The Los Angeles Superior Court made clear with its recent decision that the California Department of Insurance cannot compel the FAIR Plan to issue an HO-3 insurance policy. The ruling stated that the Court “… will issue a writ directing [the Commissioner] to set aside that portion of the Orders requiring [the FAIR Plan] to offer a comprehensive HO-3 policy.”
The FAIR Plan had challenged this aspect of the Commissioner’s order because, if allowed to stand, it would have led to unnecessarily increased rates and disruption in the voluntary insurance market. Additional coverages typically found in a homeowners policy are readily available to FAIR Plan customers in the form of a Difference in Conditions (DIC) policy. Consumers can access these policies by working with an insurance broker and via the California Department of Insurance website.
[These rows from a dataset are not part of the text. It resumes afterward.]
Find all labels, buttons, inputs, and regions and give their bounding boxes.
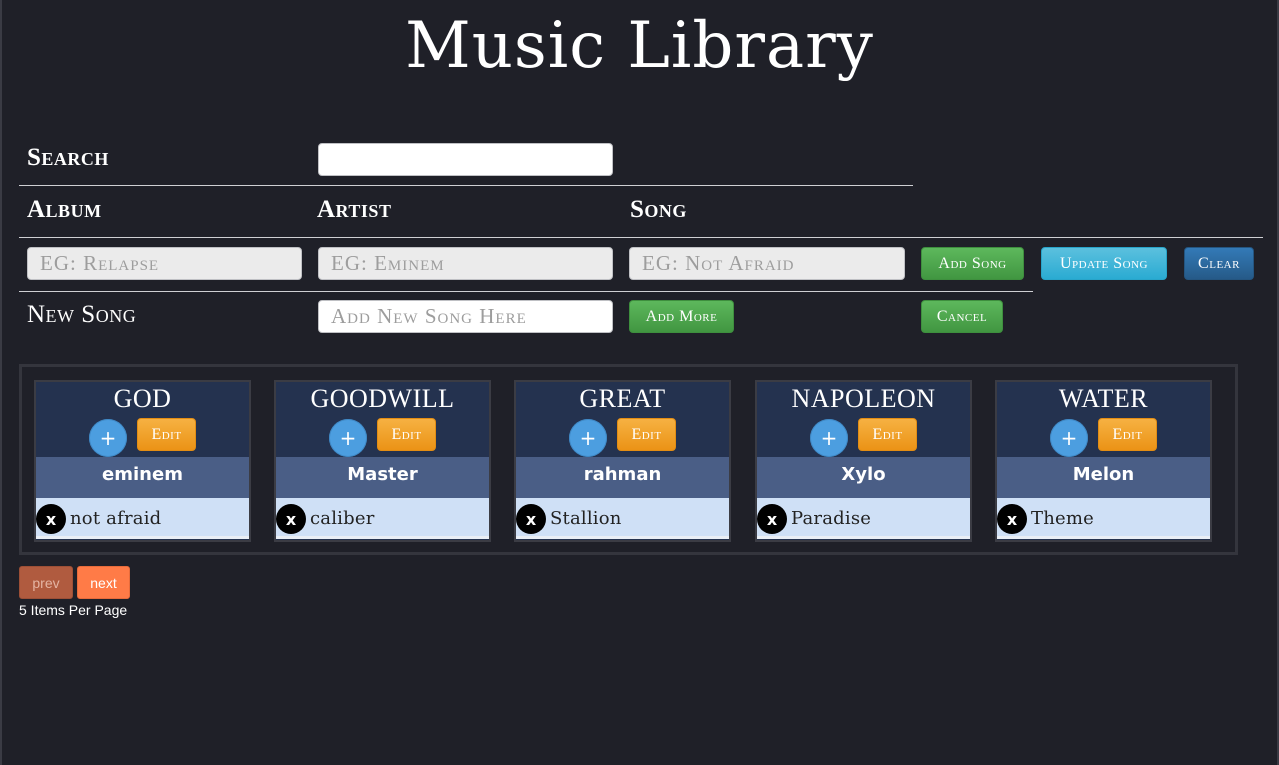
album-title: NAPOLEON — [791, 384, 936, 413]
plus-icon[interactable]: + — [1050, 419, 1088, 457]
page-title: Music Library — [405, 9, 874, 83]
song-row-divider — [757, 536, 970, 539]
song-row: x caliber — [276, 498, 489, 539]
song-row: x Theme — [997, 498, 1210, 539]
album-title: GOD — [113, 384, 172, 413]
album-list-panel: GOD + Edit eminem x not afraid GOODWILL … — [19, 364, 1238, 555]
artist-column-label: Artist — [317, 196, 392, 223]
album-title: WATER — [1058, 384, 1149, 413]
song-row-divider — [997, 536, 1210, 539]
divider-search — [19, 185, 913, 186]
artist-name: eminem — [36, 457, 249, 498]
song-title: Paradise — [791, 508, 872, 529]
album-card: GOODWILL + Edit Master x caliber — [274, 380, 491, 542]
close-icon[interactable]: x — [516, 504, 546, 534]
plus-icon[interactable]: + — [329, 419, 367, 457]
artist-input[interactable] — [318, 247, 613, 280]
song-row: x Paradise — [757, 498, 970, 539]
song-input[interactable] — [629, 247, 905, 280]
plus-icon[interactable]: + — [89, 419, 127, 457]
close-icon[interactable]: x — [757, 504, 787, 534]
album-card: WATER + Edit Melon x Theme — [995, 380, 1212, 542]
song-title: Theme — [1031, 508, 1094, 529]
album-column-label: Album — [27, 196, 102, 223]
cancel-button[interactable]: Cancel — [921, 300, 1003, 333]
song-title: caliber — [310, 508, 375, 529]
song-column-label: Song — [630, 196, 687, 223]
prev-page-button[interactable]: prev — [19, 566, 73, 599]
song-row: x not afraid — [36, 498, 249, 539]
artist-name: Xylo — [757, 457, 970, 498]
divider-inputs — [19, 291, 1033, 292]
add-more-button[interactable]: Add More — [629, 300, 734, 333]
add-song-button[interactable]: Add Song — [921, 247, 1024, 280]
new-song-input[interactable] — [318, 300, 613, 333]
divider-header — [19, 237, 1263, 238]
edit-album-button[interactable]: Edit — [1098, 418, 1157, 451]
new-song-label: New Song — [27, 301, 137, 328]
search-input[interactable] — [318, 143, 613, 176]
close-icon[interactable]: x — [997, 504, 1027, 534]
song-row: x Stallion — [516, 498, 729, 539]
artist-name: Melon — [997, 457, 1210, 498]
plus-icon[interactable]: + — [810, 419, 848, 457]
clear-button[interactable]: Clear — [1184, 247, 1254, 280]
album-card: GOD + Edit eminem x not afraid — [34, 380, 251, 542]
song-title: Stallion — [550, 508, 622, 529]
edit-album-button[interactable]: Edit — [137, 418, 196, 451]
song-title: not afraid — [70, 508, 162, 529]
close-icon[interactable]: x — [36, 504, 66, 534]
song-row-divider — [276, 536, 489, 539]
edit-album-button[interactable]: Edit — [617, 418, 676, 451]
album-input[interactable] — [27, 247, 302, 280]
artist-name: Master — [276, 457, 489, 498]
next-page-button[interactable]: next — [77, 566, 130, 599]
edit-album-button[interactable]: Edit — [858, 418, 917, 451]
album-title: GREAT — [579, 384, 666, 413]
update-song-button[interactable]: Update Song — [1041, 247, 1167, 280]
plus-icon[interactable]: + — [569, 419, 607, 457]
album-card: NAPOLEON + Edit Xylo x Paradise — [755, 380, 972, 542]
edit-album-button[interactable]: Edit — [377, 418, 436, 451]
album-title: GOODWILL — [310, 384, 455, 413]
song-row-divider — [36, 536, 249, 539]
artist-name: rahman — [516, 457, 729, 498]
frame-left-edge — [0, 0, 2, 765]
song-row-divider — [516, 536, 729, 539]
album-card: GREAT + Edit rahman x Stallion — [514, 380, 731, 542]
search-label: Search — [27, 144, 109, 171]
close-icon[interactable]: x — [276, 504, 306, 534]
items-per-page-text: 5 Items Per Page — [19, 602, 128, 618]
The FAIR Plan also hosts a clearinghouse program that allows insurance companies in the voluntary market to offer comprehensive homeowners’ policies to current FAIR Plan policyholders.
The Los Angeles Superior Court’s decision also made clear that the California Department of Insurance cannot require the FAIR Plan to offer new payment options without permitting the FAIR Plan to pass along the cost to those who use these payment options. The ruling stated, “The court will issue a writ directing [the Commissioner] to set aside that part of the Orders requiring [the FAIR Plan] to offer applicants or policyholders the option to pay their insurance premiums in monthly installments, with credit card or with electronic funds transfer with no additional fees.”
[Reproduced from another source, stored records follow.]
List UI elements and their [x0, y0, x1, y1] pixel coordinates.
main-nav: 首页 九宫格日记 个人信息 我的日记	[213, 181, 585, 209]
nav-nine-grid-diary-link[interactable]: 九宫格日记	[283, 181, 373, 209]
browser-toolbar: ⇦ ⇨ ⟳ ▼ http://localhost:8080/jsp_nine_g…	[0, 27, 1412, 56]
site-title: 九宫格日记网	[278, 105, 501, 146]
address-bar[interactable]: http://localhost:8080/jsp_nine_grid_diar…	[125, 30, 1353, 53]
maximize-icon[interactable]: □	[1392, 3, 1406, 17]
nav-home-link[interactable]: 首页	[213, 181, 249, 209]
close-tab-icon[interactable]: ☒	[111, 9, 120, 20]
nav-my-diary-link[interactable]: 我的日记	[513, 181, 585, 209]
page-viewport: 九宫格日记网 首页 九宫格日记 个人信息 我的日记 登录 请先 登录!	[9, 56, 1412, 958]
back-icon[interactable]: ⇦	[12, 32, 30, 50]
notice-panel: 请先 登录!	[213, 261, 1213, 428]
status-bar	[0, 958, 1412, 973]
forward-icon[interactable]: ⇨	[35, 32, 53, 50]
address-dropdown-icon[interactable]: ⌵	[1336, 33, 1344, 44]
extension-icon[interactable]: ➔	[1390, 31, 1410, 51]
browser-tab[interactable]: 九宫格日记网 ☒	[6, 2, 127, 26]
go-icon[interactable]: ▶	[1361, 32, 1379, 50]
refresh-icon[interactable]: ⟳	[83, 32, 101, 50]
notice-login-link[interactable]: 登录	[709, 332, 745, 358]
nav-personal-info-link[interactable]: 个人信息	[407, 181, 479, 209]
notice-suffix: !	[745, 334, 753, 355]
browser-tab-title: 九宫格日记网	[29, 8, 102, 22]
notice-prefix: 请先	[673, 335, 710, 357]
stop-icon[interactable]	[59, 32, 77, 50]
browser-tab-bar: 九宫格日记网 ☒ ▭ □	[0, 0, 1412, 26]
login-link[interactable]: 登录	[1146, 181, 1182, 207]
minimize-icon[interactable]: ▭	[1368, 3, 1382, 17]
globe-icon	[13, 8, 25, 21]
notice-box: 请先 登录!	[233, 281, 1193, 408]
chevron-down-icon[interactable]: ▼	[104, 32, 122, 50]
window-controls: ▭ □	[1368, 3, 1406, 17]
The FAIR Plan had challenged this portion of the Commissioner’s Order because it would have been required to increase rates for all FAIR Plan policyholders to cover the increased costs of these expanded payment options. Furthermore, passing along the cost of expanded payment options to those who use those options is a standard business practice commonly used in the private sector and by most public agencies.
“The Los Angeles Superior Court made clear that Commissioner Lara does not have the authority to require the FAIR Plan to offer a comprehensive HO-3 policy,” said Spencer Kook of Hinshaw & Culbertson, LLP, lead attorney representing the California FAIR Plan in the litigation. “Instead, the court clearly determined that Commissioner Lara must set aside those aspects of his 2019 orders requiring the FAIR Plan to offer an HO-3 policy as well as his attempt to prohibit the FAIR Plan from charging fees to cover the cost of payment options. This decision reaffirms the FAIR Plan’s critical role as a reliable safety net for Californians to protect against loss from fire, especially for those who live in the areas of the state at greatest risk of wildfire.”
The FAIR Plan is committed to strengthening consumer choices in the voluntary insurance market, while ensuring that all homeowners, including those who live in areas threatened by worsening wildfires, have access to basic property coverage and the peace of mind they deserve. The FAIR Plan shares the Insurance Commissioner’s commitment to consumers and his goal of addressing the insurance crisis as climate change increases wildfire risk for homeowners across our state. We look forward to collaborating with the policymakers, including the Commissioner, to identify ways to increase options for consumers within the voluntary insurance market.